I didn’t tell my parents at this stage either. Not because I thought they’d disown me – I always knew they’d love me no matter what. But the scanty information available to me made me think that being trans was a weird and very rare sexual disorder, and one that I still wasn’t entirely sure a “girl” could have. That’s something that it’s pretty hard to explain, perhaps especially to people you love, who you know are going to be worried and upset for you.
The turning point for me was the Channel 4 documentary, ‘Make me a Man’. It featured four trans men, and one of them was gay (I’ve met him since, and thanked him, and ironically probably neither of us would call ourselves gay men any more). It’s hard to describe that overwhelming sense of relief, to find that people like me existed. Moreover, he and the other trans men in the video were people I could relate to. They had lives. Jobs. Families. From there, I found an online group for trans men, and a magazine you could get through the post (run by another hero of mine, who was also in the documentary).

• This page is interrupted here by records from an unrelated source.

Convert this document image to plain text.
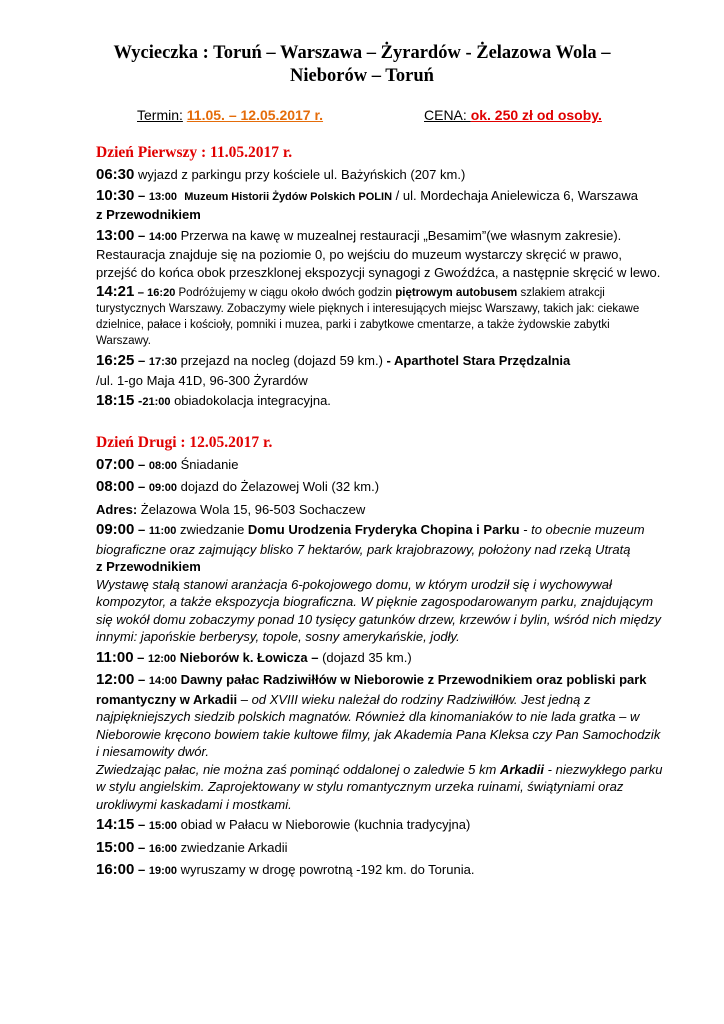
Wycieczka : Toruń – Warszawa – Żyrardów - Żelazowa Wola –
Nieborów – Toruń
Termin: 11.05. – 12.05.2017 r.	CENA: ok. 250 zł od osoby.
Dzień Pierwszy : 11.05.2017 r.
06:30 wyjazd z parkingu przy kościele ul. Bażyńskich (207 km.)
10:30 – 13:00 Muzeum Historii Żydów Polskich POLIN / ul. Mordechaja Anielewicza 6, Warszawa
z Przewodnikiem
13:00 – 14:00 Przerwa na kawę w muzealnej restauracji „Besamim”(we własnym zakresie). Restauracja znajduje się na poziomie 0, po wejściu do muzeum wystarczy skręcić w prawo, przejść do końca obok przeszklonej ekspozycji synagogi z Gwoźdźca, a następnie skręcić w lewo.
14:21 – 16:20 Podróżujemy w ciągu około dwóch godzin piętrowym autobusem szlakiem atrakcji turystycznych Warszawy. Zobaczymy wiele pięknych i interesujących miejsc Warszawy, takich jak: ciekawe dzielnice, pałace i kościoły, pomniki i muzea, parki i zabytkowe cmentarze, a także żydowskie zabytki Warszawy.
16:25 – 17:30 przejazd na nocleg (dojazd 59 km.) - Aparthotel Stara Przędzalnia
/ul. 1-go Maja 41D, 96-300 Żyrardów
18:15 -21:00 obiadokolacja integracyjna.
Dzień Drugi : 12.05.2017 r.
07:00 – 08:00 Śniadanie
08:00 – 09:00 dojazd do Żelazowej Woli (32 km.)
Adres: Żelazowa Wola 15, 96-503 Sochaczew
09:00 – 11:00 zwiedzanie Domu Urodzenia Fryderyka Chopina i Parku - to obecnie muzeum biograficzne oraz zajmujący blisko 7 hektarów, park krajobrazowy, położony nad rzeką Utratą
z Przewodnikiem
Wystawę stałą stanowi aranżacja 6-pokojowego domu, w którym urodził się i wychowywał kompozytor, a także ekspozycja biograficzna. W pięknie zagospodarowanym parku, znajdującym się wokół domu zobaczymy ponad 10 tysięcy gatunków drzew, krzewów i bylin, wśród nich między innymi: japońskie berberysy, topole, sosny amerykańskie, jodły.
11:00 – 12:00 Nieborów k. Łowicza – (dojazd 35 km.)
12:00 – 14:00 Dawny pałac Radziwiłłów w Nieborowie z Przewodnikiem oraz pobliski park romantyczny w Arkadii – od XVIII wieku należał do rodziny Radziwiłłów. Jest jedną z najpiękniejszych siedzib polskich magnatów. Również dla kinomaniaków to nie lada gratka – w Nieborowie kręcono bowiem takie kultowe filmy, jak Akademia Pana Kleksa czy Pan Samochodzik i niesamowity dwór.
Zwiedzając pałac, nie można zaś pominąć oddalonej o zaledwie 5 km Arkadii - niezwykłego parku w stylu angielskim. Zaprojektowany w stylu romantycznym urzeka ruinami, świątyniami oraz urokliwymi kaskadami i mostkami.
14:15 – 15:00 obiad w Pałacu w Nieborowie (kuchnia tradycyjna)
15:00 – 16:00 zwiedzanie Arkadii
16:00 – 19:00 wyruszamy w drogę powrotną -192 km. do Torunia.
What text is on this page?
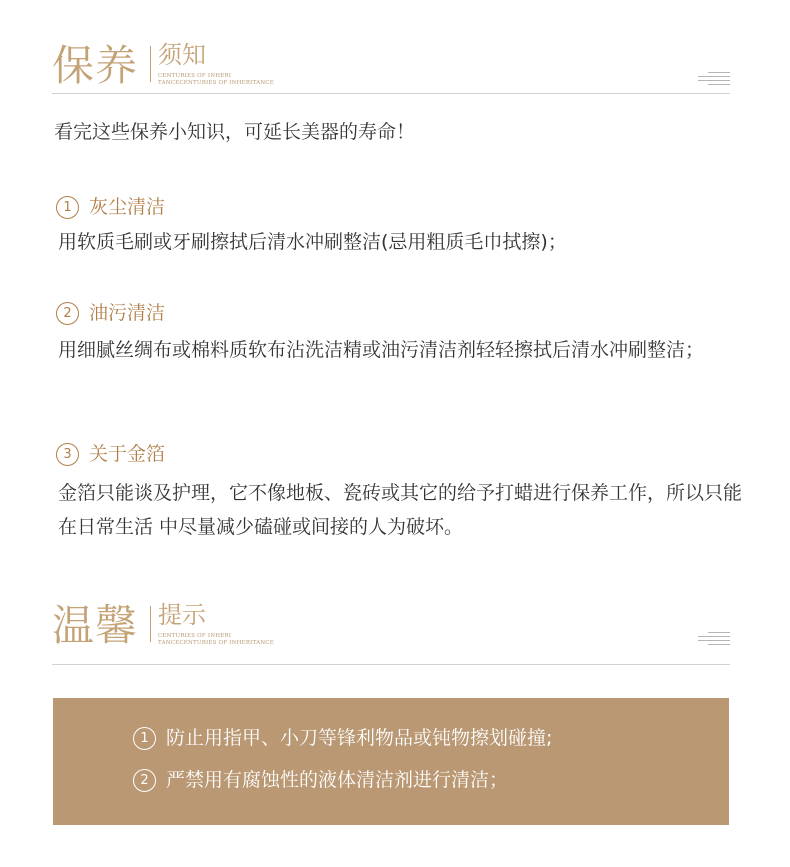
保养 须知
CENTURIES OF INHERI
TANCECENTURIES OF INHERITANCE
看完这些保养小知识，可延长美器的寿命！
1 灰尘清洁
用软质毛刷或牙刷擦拭后清水冲刷整洁(忌用粗质毛巾拭擦)；
2 油污清洁
用细腻丝绸布或棉料质软布沾洗洁精或油污清洁剂轻轻擦拭后清水冲刷整洁；
3 关于金箔
金箔只能谈及护理，它不像地板、瓷砖或其它的给予打蜡进行保养工作，所以只能在日常生活 中尽量减少磕碰或间接的人为破坏。
温馨 提示
CENTURIES OF INHERI
TANCECENTURIES OF INHERITANCE
1 防止用指甲、小刀等锋利物品或钝物擦划碰撞;
2 严禁用有腐蚀性的液体清洁剂进行清洁；
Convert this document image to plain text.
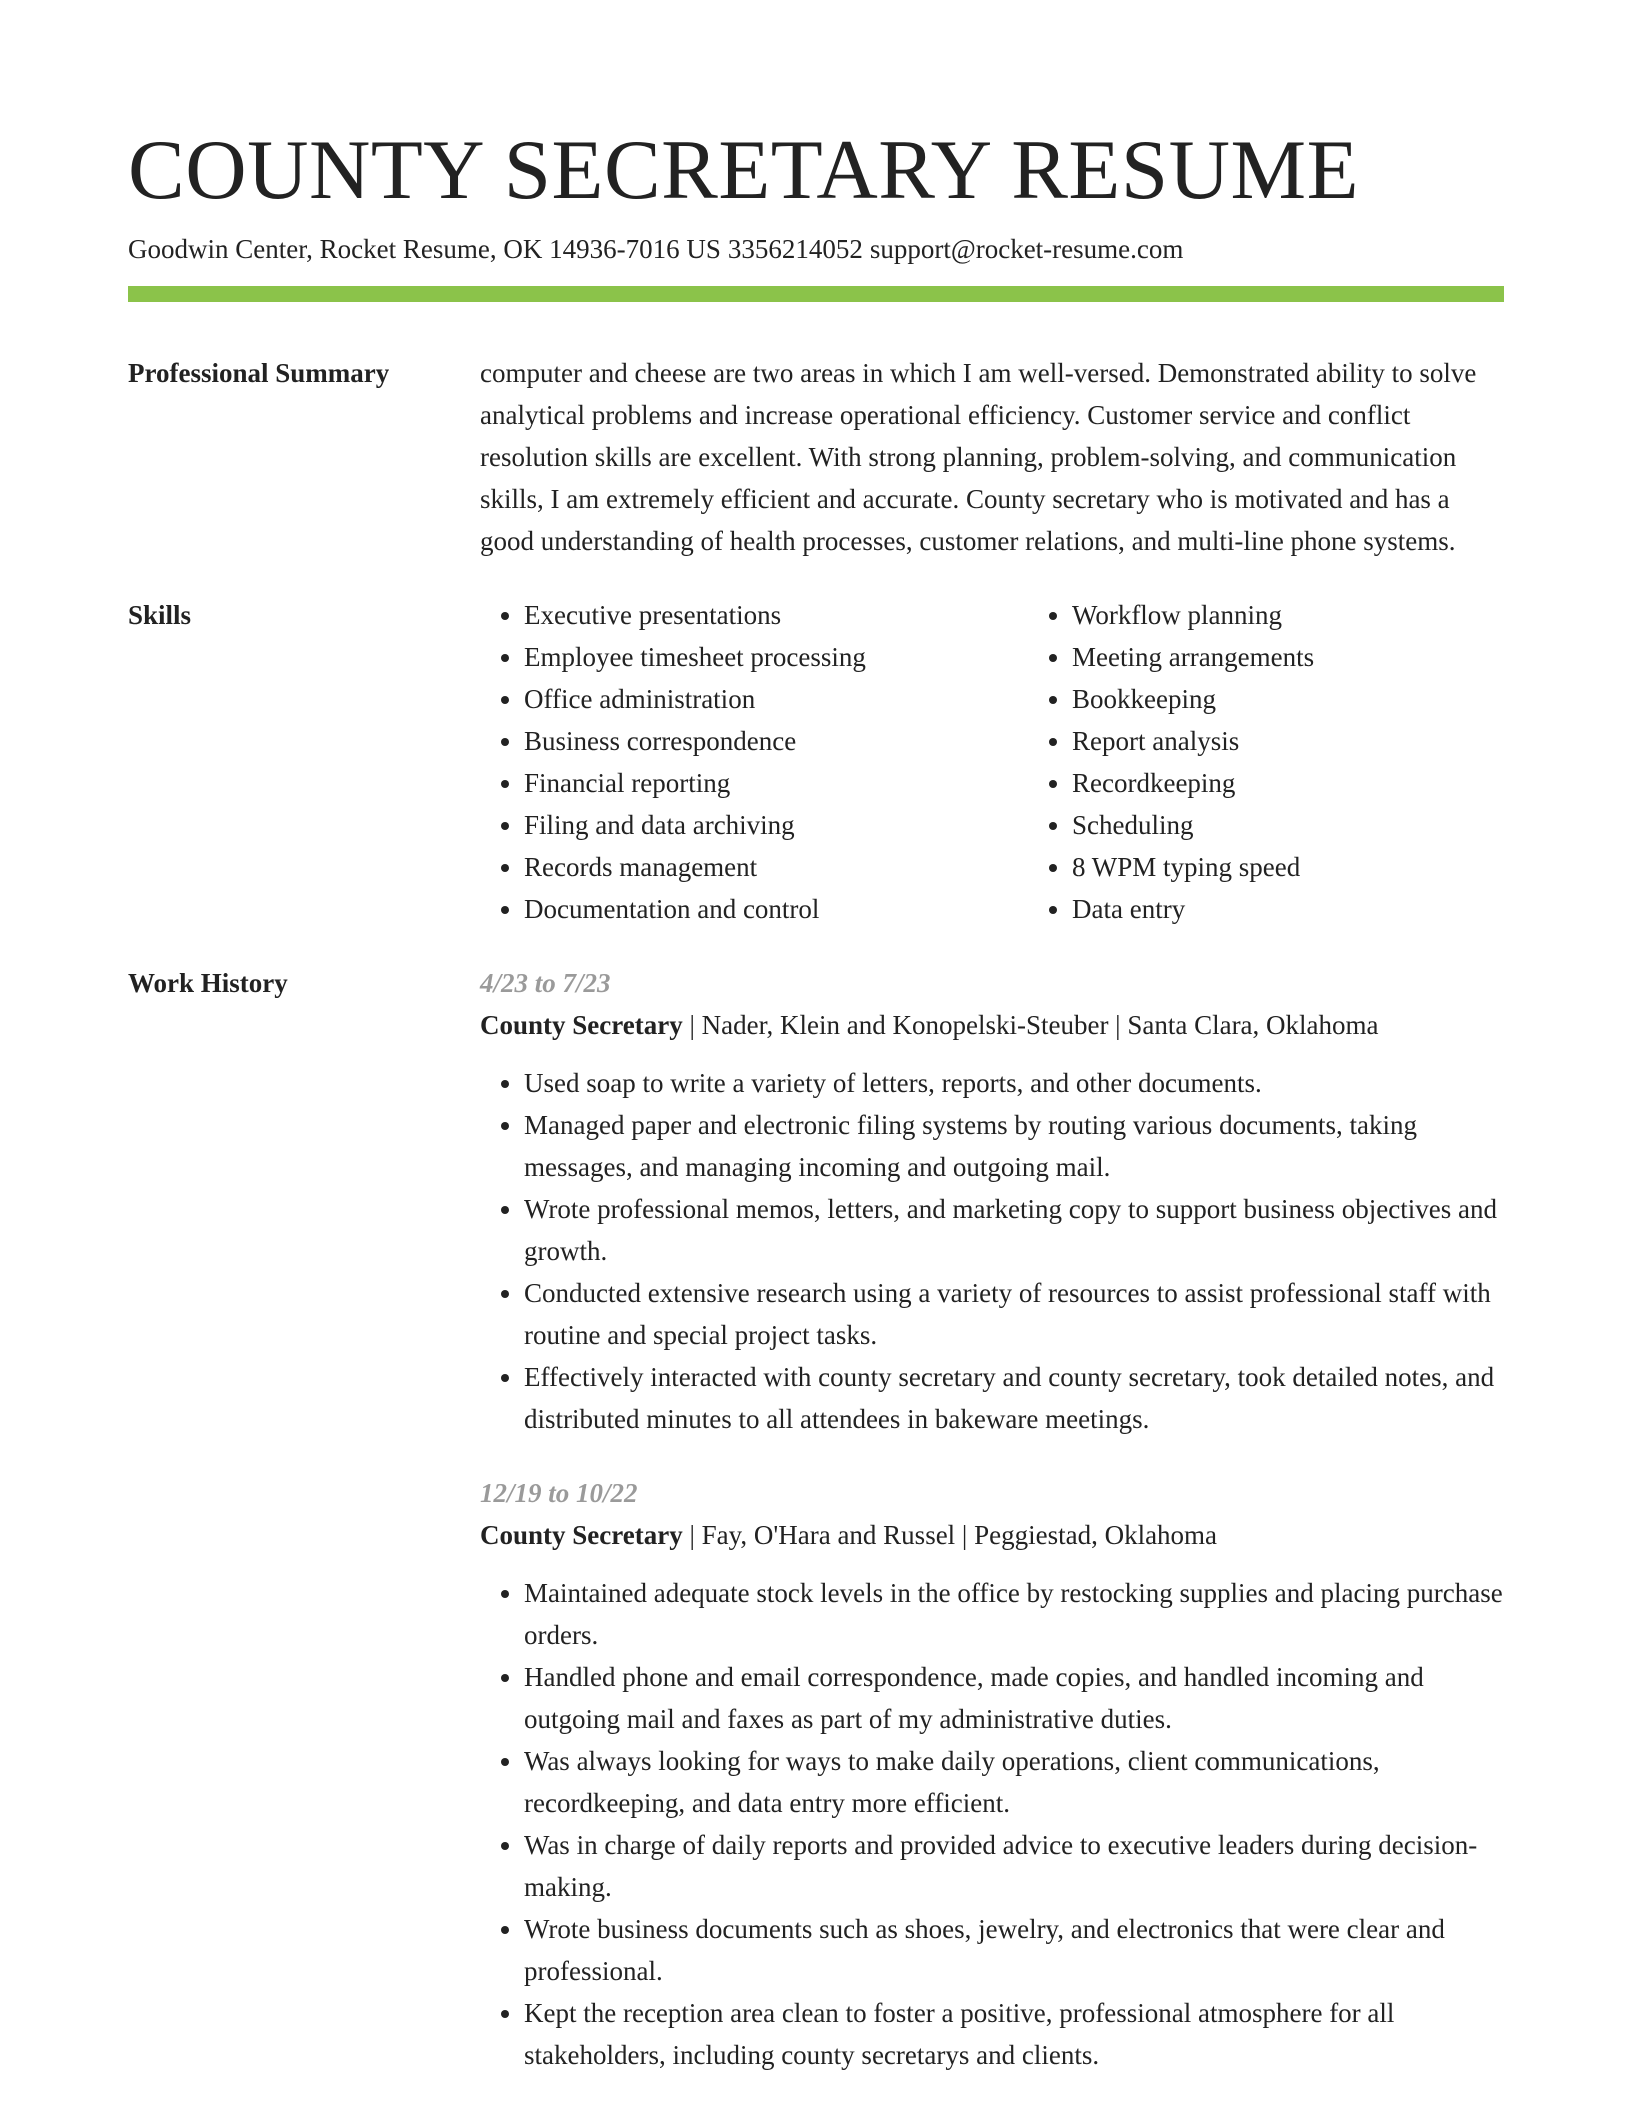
COUNTY SECRETARY RESUME
Goodwin Center, Rocket Resume, OK 14936-7016 US 3356214052 support@rocket-resume.com
Professional Summary	computer and cheese are two areas in which I am well-versed. Demonstrated ability to solve analytical problems and increase operational efficiency. Customer service and conflict resolution skills are excellent. With strong planning, problem-solving, and communication skills, I am extremely efficient and accurate. County secretary who is motivated and has a good understanding of health processes, customer relations, and multi-line phone systems.
Skills
•	Executive presentations
• Employee timesheet processing
• Office administration
• Business correspondence
• Financial reporting
• Filing and data archiving
• Records management
• Documentation and control
• Workflow planning
• Meeting arrangements
• Bookkeeping
• Report analysis
• Recordkeeping
• Scheduling
• 8 WPM typing speed
• Data entry
Work History	4/23 to 7/23
County Secretary | Nader, Klein and Konopelski-Steuber | Santa Clara, Oklahoma
• Used soap to write a variety of letters, reports, and other documents.
• Managed paper and electronic filing systems by routing various documents, taking messages, and managing incoming and outgoing mail.
• Wrote professional memos, letters, and marketing copy to support business objectives and growth.
• Conducted extensive research using a variety of resources to assist professional staff with routine and special project tasks.
• Effectively interacted with county secretary and county secretary, took detailed notes, and distributed minutes to all attendees in bakeware meetings.
12/19 to 10/22
County Secretary | Fay, O'Hara and Russel | Peggiestad, Oklahoma
• Maintained adequate stock levels in the office by restocking supplies and placing purchase orders.
• Handled phone and email correspondence, made copies, and handled incoming and outgoing mail and faxes as part of my administrative duties.
• Was always looking for ways to make daily operations, client communications, recordkeeping, and data entry more efficient.
• Was in charge of daily reports and provided advice to executive leaders during decision-making.
• Wrote business documents such as shoes, jewelry, and electronics that were clear and professional.
• Kept the reception area clean to foster a positive, professional atmosphere for all stakeholders, including county secretarys and clients.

I’ve already pointed out that there are a lot of attacks on trans kids in the media. We’re told kids are too young. That they’re being swayed by parents, or social media, or doctors. That it’s confusing for young kids to hear about these things. That it’s all gone too far, that tomboys are getting marched off to the gender clinic for liking dinosaurs. That there’s a possibility they might regret it, and wouldn’t be better if we just didn’t talk about any of this stuff until they were adults?
Quite aside from the fact that most of what’s written in the media about trans kids is utter rubbish, I’ve lived the “don’t talk about it, don’t let kids know it’s possible” option. It wasn’t even all that long ago. And yes, I survived it. I never self-harmed, and I didn’t attempt suicide, which are often invoked as the big risks. But I spent five or six years of my adolescence lonely and frightened, with no words to describe who I was, and feeling utterly unable to confide in anyone. I had no idea what my future could look like, and whether it would ever be possible for me to live a happy life. I worked out who I was through fragments of bad quality, sensationalist, pathologised information. I didn’t have friends throughout my teenage years. I didn’t date till I was nineteen. I think those experiences have probably had a lasting impact upon me, and the way I relate to others.
A word that often gets used for LGBTQ+ young people is “confused”. It’s a way of patronising and dismissing their experiences and – bizarrely – it’s often used as an argument for not giving young people information. Often young people aren’t confused at all – but where they are, lack of good quality information is part of the problem, not the solution. You don’t confuse kids by telling them that different types of people exist, and are valued, and that it’s okay for them to grow up to be any type of person. Telling them that makes them feel reassured, and secure, and loved. Hiding information, or treating it as embarrassing or shameful, that’s what hurts kids.